As Kirkland prepares to host its inaugural vineyard open day on Tuesday 21 August, Vineyard takes a look at what will be on show.

Land Rover versus Volvo, Heinz versus supermarket own brand, Ralph Lauren versus George, it doesn’t matter which sector you look at there will always be the option to pay through the nose for a certain brand or logo.

Going for the cheaper option, however, doesn’t always mean compromising on quality or performance and as long as your item does the job it was designed for, is it really necessary to pay double the price? A Volvo will still get you from a to b, Tesco’s beans will still leave you nourished and a George jumper will still keep you warm.

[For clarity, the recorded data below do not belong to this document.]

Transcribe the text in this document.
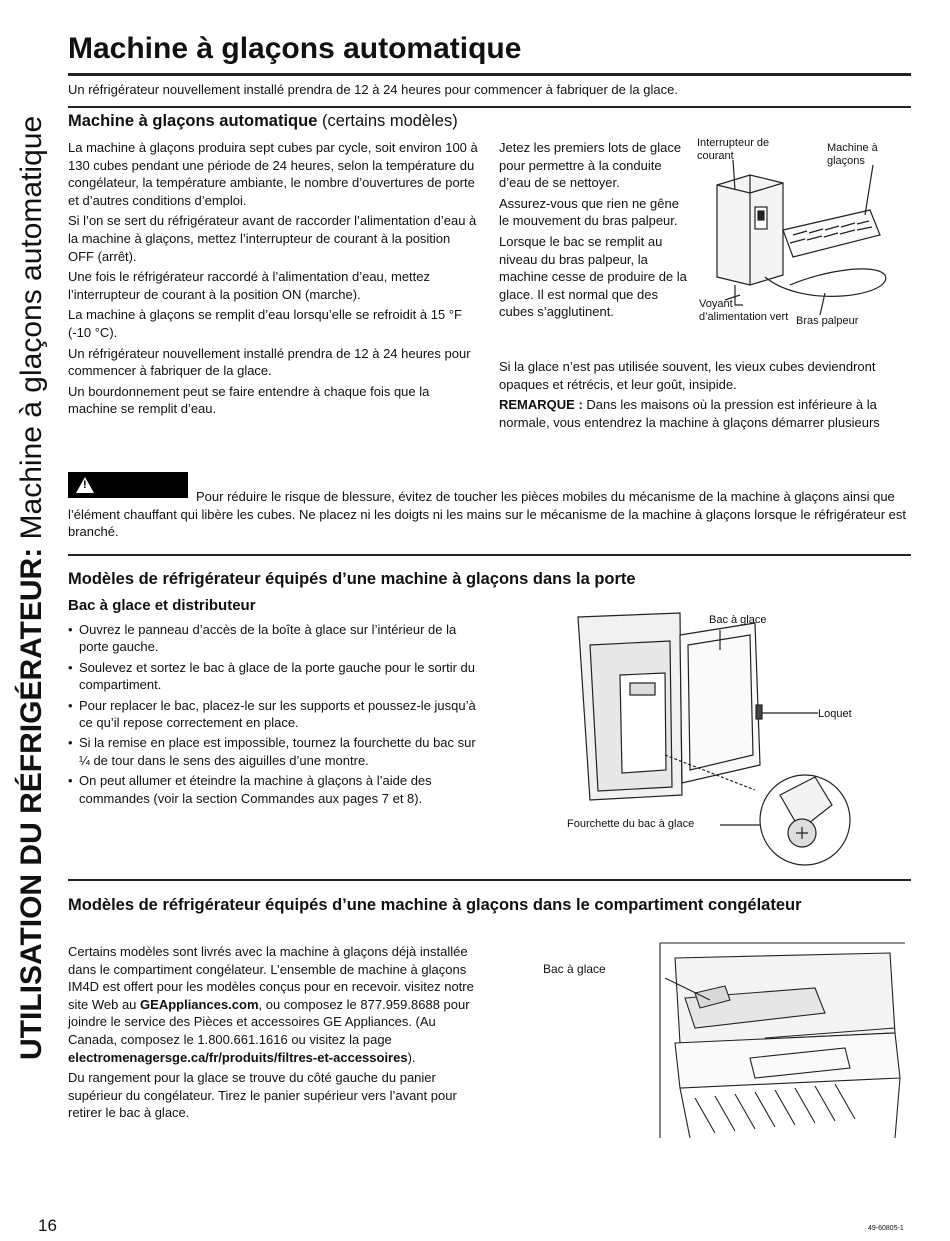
UTILISATION DU RÉFRIGÉRATEUR: Machine à glaçons automatique
Machine à glaçons automatique
Un réfrigérateur nouvellement installé prendra de 12 à 24 heures pour commencer à fabriquer de la glace.
Machine à glaçons automatique (certains modèles)

La machine à glaçons produira sept cubes par cycle, soit environ 100 à 130 cubes pendant une période de 24 heures, selon la température du congélateur, la température ambiante, le nombre d’ouvertures de porte et d’autres conditions d’emploi.

Si l’on se sert du réfrigérateur avant de raccorder l’alimentation d’eau à la machine à glaçons, mettez l’interrupteur de courant à la position OFF (arrêt).

Une fois le réfrigérateur raccordé à l’alimentation d’eau, mettez l’interrupteur de courant à la position ON (marche).

La machine à glaçons se remplit d’eau lorsqu’elle se refroidit à 15 °F (-10 °C).

Un réfrigérateur nouvellement installé prendra de 12 à 24 heures pour commencer à fabriquer de la glace.

Un bourdonnement peut se faire entendre à chaque fois que la machine se remplit d’eau.

Jetez les premiers lots de glace pour permettre à la conduite d’eau de se nettoyer.

Assurez-vous que rien ne gêne le mouvement du bras palpeur.

Lorsque le bac se remplit au niveau du bras palpeur, la machine cesse de produire de la glace. Il est normal que des cubes s’agglutinent.

Si la glace n’est pas utilisée souvent, les vieux cubes deviendront opaques et rétrécis, et leur goût, insipide.

REMARQUE : Dans les maisons où la pression est inférieure à la normale, vous entendrez la machine à glaçons démarrer plusieurs

Interrupteur de courant
Machine à glaçons
Voyant d’alimentation vert Bras palpeur
!
Pour réduire le risque de blessure, évitez de toucher les pièces mobiles du mécanisme de la machine à glaçons ainsi que l’élément chauffant qui libère les cubes. Ne placez ni les doigts ni les mains sur le mécanisme de la machine à glaçons lorsque le réfrigérateur est branché.
Modèles de réfrigérateur équipés d’une machine à glaçons dans la porte
Bac à glace et distributeur
• Ouvrez le panneau d’accès de la boîte à glace sur l’intérieur de la porte gauche.
• Soulevez et sortez le bac à glace de la porte gauche pour le sortir du compartiment.
• Pour replacer le bac, placez-le sur les supports et poussez-le jusqu’à ce qu’il repose correctement en place.
• Si la remise en place est impossible, tournez la fourchette du bac sur ¼ de tour dans le sens des aiguilles d’une montre.
• On peut allumer et éteindre la machine à glaçons à l’aide des commandes (voir la section Commandes aux pages 7 et 8).
Bac à glace
Loquet
Fourchette du bac à glace
Modèles de réfrigérateur équipés d’une machine à glaçons dans le compartiment congélateur

Certains modèles sont livrés avec la machine à glaçons déjà installée dans le compartiment congélateur. L’ensemble de machine à glaçons IM4D est offert pour les modèles conçus pour en recevoir. visitez notre site Web au GEAppliances.com, ou composez le 877.959.8688 pour joindre le service des Pièces et accessoires GE Appliances. (Au Canada, composez le 1.800.661.1616 ou visitez la page electromenagersge.ca/fr/produits/filtres-et-accessoires).

Du rangement pour la glace se trouve du côté gauche du panier supérieur du congélateur. Tirez le panier supérieur vers l’avant pour retirer le bac à glace.

Bac à glace
16	49-60805-1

Striving to provide affordable machinery options for the UK’s viticulture industry, Kirkland import specialist equipment from a range of manufactures who provide quality machines without a hefty price tag for the brand.

“People often assume vineyards have a lot of money, but expensive machinery isn’t always the best option,” said Scott Worsley, managing director of Kirkland. “Paying more for a brand doesn’t mean it will do the job any better. A lot of vineyards in the UK are still quite small and don’t need to invest hefty sums into machines that are designed to work on a vast scale. We supply what vineyards need, not what sounds good, because not everyone wants complicated equipment or needs the latest gadgets.”

To demonstrate that not all specialist vineyard machinery needs to be extortionately priced to complete the task in hand, Kirkland will be hosting its first vineyard demonstration open day at Simpsons Wine Estate in Barham, near Canterbury, Kent.

“Whether you are fully established and looking for economical equipment or if you are just starting up and need the basics to get going we have the ability to cater to all,” said Scott. “Throughout the year we visit individual vineyards to demonstrate machines, but inevitably you can’t take the whole range of products, so the open day is a great way for growers to see everything in one place.” 

From 11am till 4pm, visitors to the open day will not only be able to watch the machines in action, but unlike attending a trade show, there will be the chance to test drive the tractors and telehandlers and try out the huge range of tractor mounted implements, from cultivators and mowers, to sprayers and vine trimmers.

“Our machinery demonstration days have always been very popular with top and soft fruit growers,” said Scott. “We wanted to give vineyard owners and managers the same opportunity to look beyond the brochures and get up close and personal with the machines on offer.”

As technology progresses, the choice of equipment and the different specifications can be overwhelming, especially for those who are new to the industry or haven’t got a technical background. The open day has been designed to provide growers with the chance to work out what it is they actually need.

Scott said: “There is so much to choose from nowadays it can be confusing, so the beauty of the open day is that growers will be able see the results from the various implements, can try them out for themselves and can decide what is going to be the right tool for them.”

Origins of Orvin

Before 2012, Kirkland was originally a brand name under the Worsley’s family business Agricare, a horticultural supplies firm which is managed by Scott’s brothers, who will also be exhibiting at the open day.

Having offered support to fruit growers across the South East of England for 23 years, Agricare started to import BAB manufactured products in 2005 which they decided to badge up as ‘Kirkland’ to offer something authentic and original. With the growing success of the specialist machinery branch, it was decided in 2011 that Kirkland should become an established company in its own right.

Under the management of Scott, Kirkland continues to import BAB manufactured products for the region’s fruit growers and has quickly built a reputation for premium quality machinery and exemplary customer service with its ability to tweak and adjust ‘off the shelf’ machines and implements to perfectly suit growers’ needs.

“We will quite often make tailored adjustments to the machine to ensure that we are meeting our customer’s exact requirements,” said Scott. “Not everyone has the ability to do that and that, along with our friendly, young and proactive team, is what sets us apart.”

With the Kirkland brand machinery from BAB being fairly high end, Scott realised that they were not effectively catering for smaller growers who didn’t have the budgets or requirements for luxurious pieces of equipment and thus the Orvin range was born.

“Orvin, an amalgamation of the words orchard and vineyard, was designed to be a range of good quality, but more affordable products,” said Scott. “Kirkland machinery has always been classed as expensive and we realised that there are growers who will look for cheaper machines either because they don’t need to use them as much, or because they prefer to buy cheap and upgrade often.”

With more flexibility under the Orvin brand, Scott has been able to mix and match a number of manufactures to provide a diverse array of economical equipment which doesn’t compromise on quality.